31. Sana vahyettiğimiz bu Kitap, kendinden öncekileri tasdik eden bir hakikattir. Doğrusu Allah, kullarının her halinden haberdardır ve her şeyi hakkıyla görendir.
Otuz birinci ayette, Kur’an vahyinin, önceki vahiyleri tasdik ettiği; Allah’ın da kullarının ihtiyacını bildiği ve her şeyi gördüğü ifade edilir. Kur’an, daha önceki peygamberlere gönderilmiş vahiylerden bu güne kalmış ne varsa, onları tasdik eden son ilahî mesajdır. Bu da ezelden beri bilinen bir hakikattir.

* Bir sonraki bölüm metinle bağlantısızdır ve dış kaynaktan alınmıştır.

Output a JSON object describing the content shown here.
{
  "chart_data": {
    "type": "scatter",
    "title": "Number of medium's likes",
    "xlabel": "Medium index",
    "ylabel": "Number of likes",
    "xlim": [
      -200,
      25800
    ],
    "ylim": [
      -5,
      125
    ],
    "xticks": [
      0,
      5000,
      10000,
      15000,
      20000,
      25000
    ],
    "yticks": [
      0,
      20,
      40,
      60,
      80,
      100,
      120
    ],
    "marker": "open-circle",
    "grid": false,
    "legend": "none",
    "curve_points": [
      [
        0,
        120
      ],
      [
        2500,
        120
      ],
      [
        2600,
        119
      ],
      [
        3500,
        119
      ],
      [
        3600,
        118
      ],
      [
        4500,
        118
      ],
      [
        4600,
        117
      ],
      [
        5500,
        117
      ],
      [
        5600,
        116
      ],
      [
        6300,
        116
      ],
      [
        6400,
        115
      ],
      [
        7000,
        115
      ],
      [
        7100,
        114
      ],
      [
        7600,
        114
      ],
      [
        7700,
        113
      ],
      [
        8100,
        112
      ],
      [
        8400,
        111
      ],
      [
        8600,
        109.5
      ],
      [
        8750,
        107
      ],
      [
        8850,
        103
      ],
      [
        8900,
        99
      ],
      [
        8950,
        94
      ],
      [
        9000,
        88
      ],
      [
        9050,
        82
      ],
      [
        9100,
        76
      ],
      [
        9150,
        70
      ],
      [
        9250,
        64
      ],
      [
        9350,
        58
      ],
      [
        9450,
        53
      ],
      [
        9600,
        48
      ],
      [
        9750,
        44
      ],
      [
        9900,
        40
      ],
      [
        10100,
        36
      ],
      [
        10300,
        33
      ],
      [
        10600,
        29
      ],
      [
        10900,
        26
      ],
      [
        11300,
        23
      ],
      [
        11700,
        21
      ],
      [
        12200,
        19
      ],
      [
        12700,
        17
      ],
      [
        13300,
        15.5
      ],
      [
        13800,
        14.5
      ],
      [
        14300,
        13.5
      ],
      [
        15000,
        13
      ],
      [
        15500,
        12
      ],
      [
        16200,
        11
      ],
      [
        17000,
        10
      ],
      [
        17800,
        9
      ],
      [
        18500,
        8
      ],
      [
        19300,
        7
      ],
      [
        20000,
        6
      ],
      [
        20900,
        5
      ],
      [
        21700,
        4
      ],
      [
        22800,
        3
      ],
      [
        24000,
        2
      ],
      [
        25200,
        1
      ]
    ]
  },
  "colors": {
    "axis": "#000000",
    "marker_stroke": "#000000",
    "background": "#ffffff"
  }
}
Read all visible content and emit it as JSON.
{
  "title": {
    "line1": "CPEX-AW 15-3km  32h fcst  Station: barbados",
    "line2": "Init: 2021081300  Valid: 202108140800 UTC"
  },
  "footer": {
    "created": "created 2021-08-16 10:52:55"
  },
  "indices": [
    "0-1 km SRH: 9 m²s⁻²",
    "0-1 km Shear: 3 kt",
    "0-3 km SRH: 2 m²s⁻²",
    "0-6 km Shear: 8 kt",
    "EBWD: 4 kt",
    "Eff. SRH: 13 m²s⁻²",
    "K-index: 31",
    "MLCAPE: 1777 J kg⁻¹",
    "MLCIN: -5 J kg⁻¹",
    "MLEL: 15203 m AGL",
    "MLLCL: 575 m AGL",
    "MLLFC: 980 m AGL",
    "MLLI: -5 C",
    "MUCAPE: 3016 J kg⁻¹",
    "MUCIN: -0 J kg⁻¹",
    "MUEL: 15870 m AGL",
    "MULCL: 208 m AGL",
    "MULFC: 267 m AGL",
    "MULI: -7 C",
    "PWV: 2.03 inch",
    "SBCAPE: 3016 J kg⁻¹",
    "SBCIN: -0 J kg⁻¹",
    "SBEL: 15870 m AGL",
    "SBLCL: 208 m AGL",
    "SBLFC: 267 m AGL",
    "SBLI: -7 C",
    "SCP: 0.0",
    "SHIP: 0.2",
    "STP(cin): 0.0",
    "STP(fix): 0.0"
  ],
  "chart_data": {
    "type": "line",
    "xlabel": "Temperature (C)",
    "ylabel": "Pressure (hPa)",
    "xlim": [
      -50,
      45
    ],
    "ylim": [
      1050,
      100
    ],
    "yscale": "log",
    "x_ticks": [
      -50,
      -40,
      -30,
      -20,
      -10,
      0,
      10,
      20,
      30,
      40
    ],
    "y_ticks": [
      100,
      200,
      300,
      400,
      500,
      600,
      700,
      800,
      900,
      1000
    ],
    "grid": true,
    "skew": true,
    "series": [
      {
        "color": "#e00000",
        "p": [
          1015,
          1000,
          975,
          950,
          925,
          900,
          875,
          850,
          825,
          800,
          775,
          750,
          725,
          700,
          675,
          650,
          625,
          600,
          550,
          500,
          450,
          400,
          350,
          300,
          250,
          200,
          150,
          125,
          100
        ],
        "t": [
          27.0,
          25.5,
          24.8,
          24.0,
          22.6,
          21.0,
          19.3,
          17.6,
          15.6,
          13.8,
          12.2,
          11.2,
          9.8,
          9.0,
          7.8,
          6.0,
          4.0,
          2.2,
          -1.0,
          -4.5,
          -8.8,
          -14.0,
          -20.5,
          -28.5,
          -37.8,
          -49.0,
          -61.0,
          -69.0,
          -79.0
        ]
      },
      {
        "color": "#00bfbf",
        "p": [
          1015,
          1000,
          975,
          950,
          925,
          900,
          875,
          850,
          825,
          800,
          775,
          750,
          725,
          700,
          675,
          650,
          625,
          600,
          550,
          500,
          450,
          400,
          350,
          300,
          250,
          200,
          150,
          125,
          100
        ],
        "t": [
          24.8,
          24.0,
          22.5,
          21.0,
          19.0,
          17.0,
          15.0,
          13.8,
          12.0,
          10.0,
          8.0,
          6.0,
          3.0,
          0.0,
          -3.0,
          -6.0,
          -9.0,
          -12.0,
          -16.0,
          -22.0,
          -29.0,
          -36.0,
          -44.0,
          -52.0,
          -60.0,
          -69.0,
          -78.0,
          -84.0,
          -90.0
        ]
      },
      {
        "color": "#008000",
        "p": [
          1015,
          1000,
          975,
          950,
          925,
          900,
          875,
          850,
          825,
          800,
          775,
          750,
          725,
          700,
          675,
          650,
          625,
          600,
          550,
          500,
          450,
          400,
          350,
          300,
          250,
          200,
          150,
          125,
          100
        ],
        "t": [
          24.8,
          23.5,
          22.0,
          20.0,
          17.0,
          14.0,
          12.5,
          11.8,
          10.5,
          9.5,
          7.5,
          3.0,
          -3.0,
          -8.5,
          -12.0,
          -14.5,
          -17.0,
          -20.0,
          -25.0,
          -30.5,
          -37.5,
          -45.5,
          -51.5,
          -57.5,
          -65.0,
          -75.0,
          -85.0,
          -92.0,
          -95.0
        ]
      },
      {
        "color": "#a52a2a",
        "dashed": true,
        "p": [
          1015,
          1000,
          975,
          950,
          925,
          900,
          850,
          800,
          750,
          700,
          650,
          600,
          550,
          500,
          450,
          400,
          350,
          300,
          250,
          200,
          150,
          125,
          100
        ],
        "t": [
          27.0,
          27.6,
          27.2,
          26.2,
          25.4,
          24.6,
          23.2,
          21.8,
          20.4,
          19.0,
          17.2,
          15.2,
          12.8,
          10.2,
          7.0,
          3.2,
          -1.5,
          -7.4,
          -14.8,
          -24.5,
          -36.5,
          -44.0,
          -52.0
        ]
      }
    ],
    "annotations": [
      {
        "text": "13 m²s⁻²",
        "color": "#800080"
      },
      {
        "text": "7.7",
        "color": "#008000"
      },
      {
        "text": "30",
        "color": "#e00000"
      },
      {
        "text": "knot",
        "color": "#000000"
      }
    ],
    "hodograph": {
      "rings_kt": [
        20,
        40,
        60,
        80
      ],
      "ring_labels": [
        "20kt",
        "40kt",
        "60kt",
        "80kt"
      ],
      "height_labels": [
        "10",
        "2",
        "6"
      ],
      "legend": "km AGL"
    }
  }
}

Ayetin sonunda yer alıp uluhiyeti niteleyen “Habîr-Basîr” terkibi, “kullarının ihtiyaçlarından haberdar olan ve her şeyi gören Allah” anlamına gelir. Bu terkip, Kur’an’ın tamamında beş kez kullanılır. Bu tabirle, Allah’ın insanlar için hayrı ve hidayeti istediğine işaret edilir. Zira, hidayet insanın yararınadır; en büyük hayır da, insanın hidayete ermesidir.
32. Sonra Kitab’a kullarımızdan seçtiklerimizi mirasçı kıldık; ama onlardan kimi kendilerine zulmeder, kimi orta yolu tercih eder, kimi de Allah’ın izniyle hayırda yarışıp öne geçer. İşte en büyük erdem budur.
Otuz ikinci ayette, Kitab’a mirasçı kılınan kullardan ve onların durumlarından söz edilir. Buradaki “Kitap”tan maksadın, “Kur’an” veya ondan önce indirilen “Tevrat ve İncil” olduğu söylenmiştir. Çünkü “kitap” kelimesi hem “Kur’an” hem de Kur’an’dan önce vahyedilmiş “kutsal metinler” anlamına gelir.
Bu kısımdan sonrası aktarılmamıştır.